Let’s shape the future together!

Your Role & Responsibilities

  • Own the end-to-end data lifecycle—from collection and annotation to quality assurance, governance, and cloud storage—ensuring high-quality datasets feed into model training pipelines.
  • Define the dataset strategy and roadmap to support scalable and diverse training data for advanced machine learning models in close collaboration with research teams.
  • Architect and continuously improve a robust cloud-based data platform (including ingestion, labeling workflows, cataloging, versioning, and compliance processes).
  • Operationalize the data lifecycle with clear processes, KPIs, and feedback loops spanning data collection, model training, and deployment.
  • Lead and mentor a high-performing data team, fostering technical excellence, ownership, and continuous professional growth.
  • Partner closely with Product, Research, and Engineering teams as the central point of contact for data strategy and data-related initiatives.
  • Collaborate with robotics and systems teams to support data collection and integration workflows within robotics environments (e.g., ROS2-based systems).

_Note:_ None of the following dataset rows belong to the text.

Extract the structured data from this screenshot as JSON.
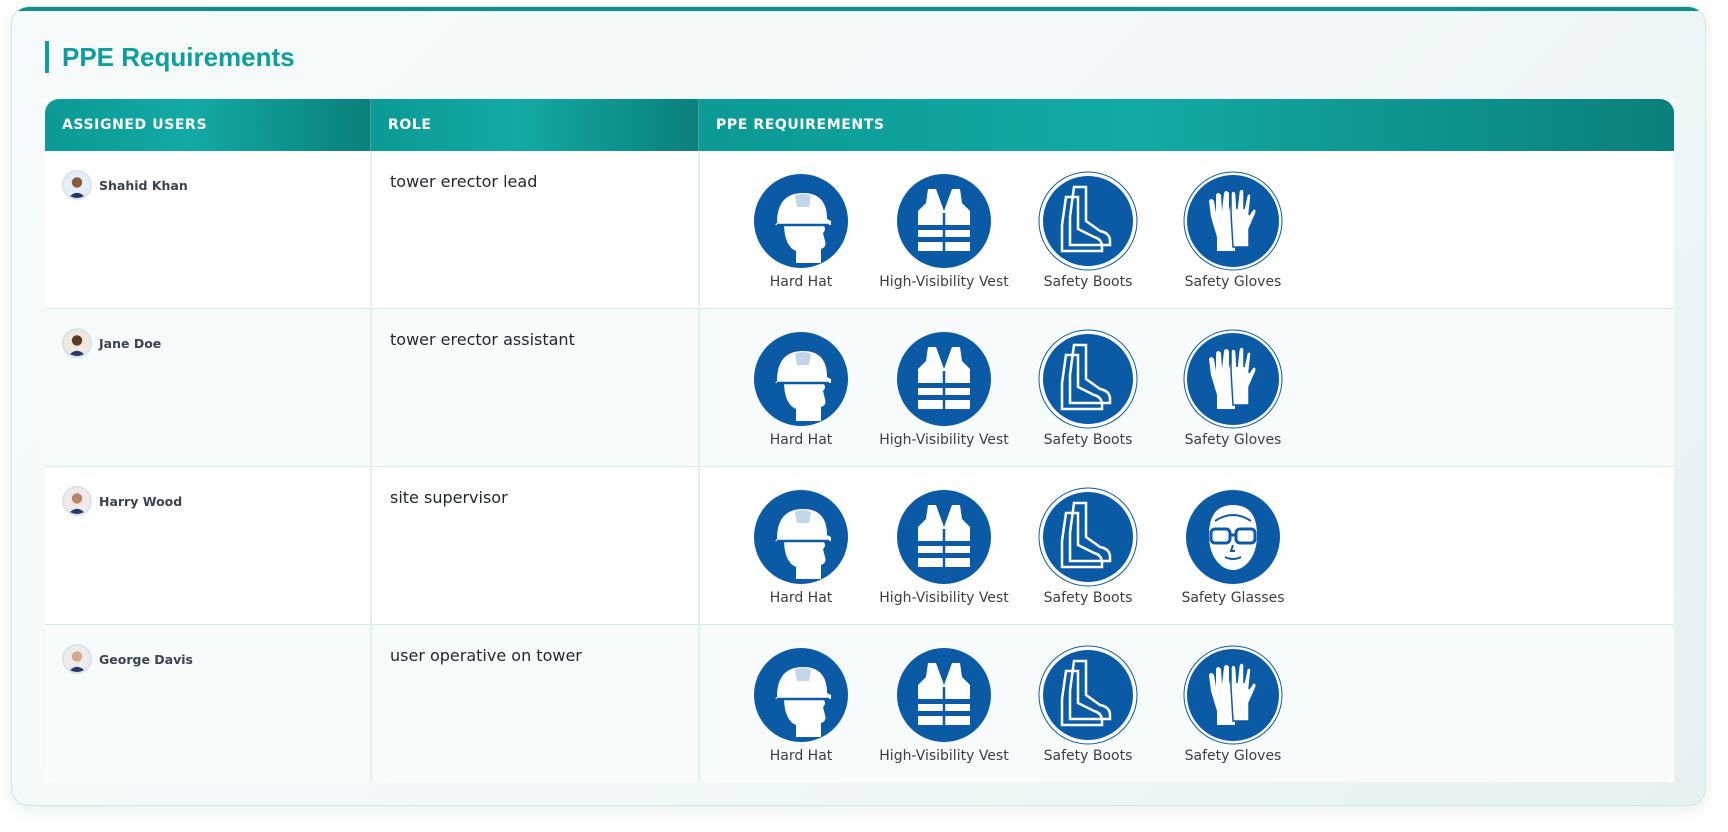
{
  "title": "PPE Requirements",
  "table": {
    "headers": [
      "ASSIGNED USERS",
      "ROLE",
      "PPE REQUIREMENTS"
    ],
    "rows": [
      {
        "user": "Shahid Khan",
        "role": "tower erector lead",
        "ppe": [
          {
            "label": "Hard Hat",
            "icon": "hard-hat"
          },
          {
            "label": "High-Visibility Vest",
            "icon": "high-visibility-vest"
          },
          {
            "label": "Safety Boots",
            "icon": "safety-boots"
          },
          {
            "label": "Safety Gloves",
            "icon": "safety-gloves"
          }
        ]
      },
      {
        "user": "Jane Doe",
        "role": "tower erector assistant",
        "ppe": [
          {
            "label": "Hard Hat",
            "icon": "hard-hat"
          },
          {
            "label": "High-Visibility Vest",
            "icon": "high-visibility-vest"
          },
          {
            "label": "Safety Boots",
            "icon": "safety-boots"
          },
          {
            "label": "Safety Gloves",
            "icon": "safety-gloves"
          }
        ]
      },
      {
        "user": "Harry Wood",
        "role": "site supervisor",
        "ppe": [
          {
            "label": "Hard Hat",
            "icon": "hard-hat"
          },
          {
            "label": "High-Visibility Vest",
            "icon": "high-visibility-vest"
          },
          {
            "label": "Safety Boots",
            "icon": "safety-boots"
          },
          {
            "label": "Safety Glasses",
            "icon": "safety-glasses"
          }
        ]
      },
      {
        "user": "George Davis",
        "role": "user operative on tower",
        "ppe": [
          {
            "label": "Hard Hat",
            "icon": "hard-hat"
          },
          {
            "label": "High-Visibility Vest",
            "icon": "high-visibility-vest"
          },
          {
            "label": "Safety Boots",
            "icon": "safety-boots"
          },
          {
            "label": "Safety Gloves",
            "icon": "safety-gloves"
          }
        ]
      }
    ]
  },
  "colors": {
    "accent": "#0f9e9a",
    "header_start": "#0b9a95",
    "header_end": "#0b807c",
    "ppe_blue": "#0b5aa6"
  }
}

Required Technical & Professional Expertise

  • 3+ years of experience leading or managing technical teams in a fast-paced environment.
  • 5+ years of professional experience in data engineering, machine learning systems, cloud infrastructure, or related domains.
  • An advanced degree (Master’s or PhD) in Computer Science, Machine Learning, Data Engineering, or a related field.
  • Proven ability to design and scale large-scale data pipelines, data platforms, or cloud-based storage systems.
  • Experience building or managing datasets for deep learning systems, ideally including multimodal data.
  • Experience with data lifecycle management, data collection operations, or high-throughput cloud data platforms is a strong advantage.
  • Strong foundations in Python, cloud data tooling, and modern data/ML engineering practices.
  • Experience working within robotics ecosystems (ROS2 or similar frameworks) is beneficial but not required.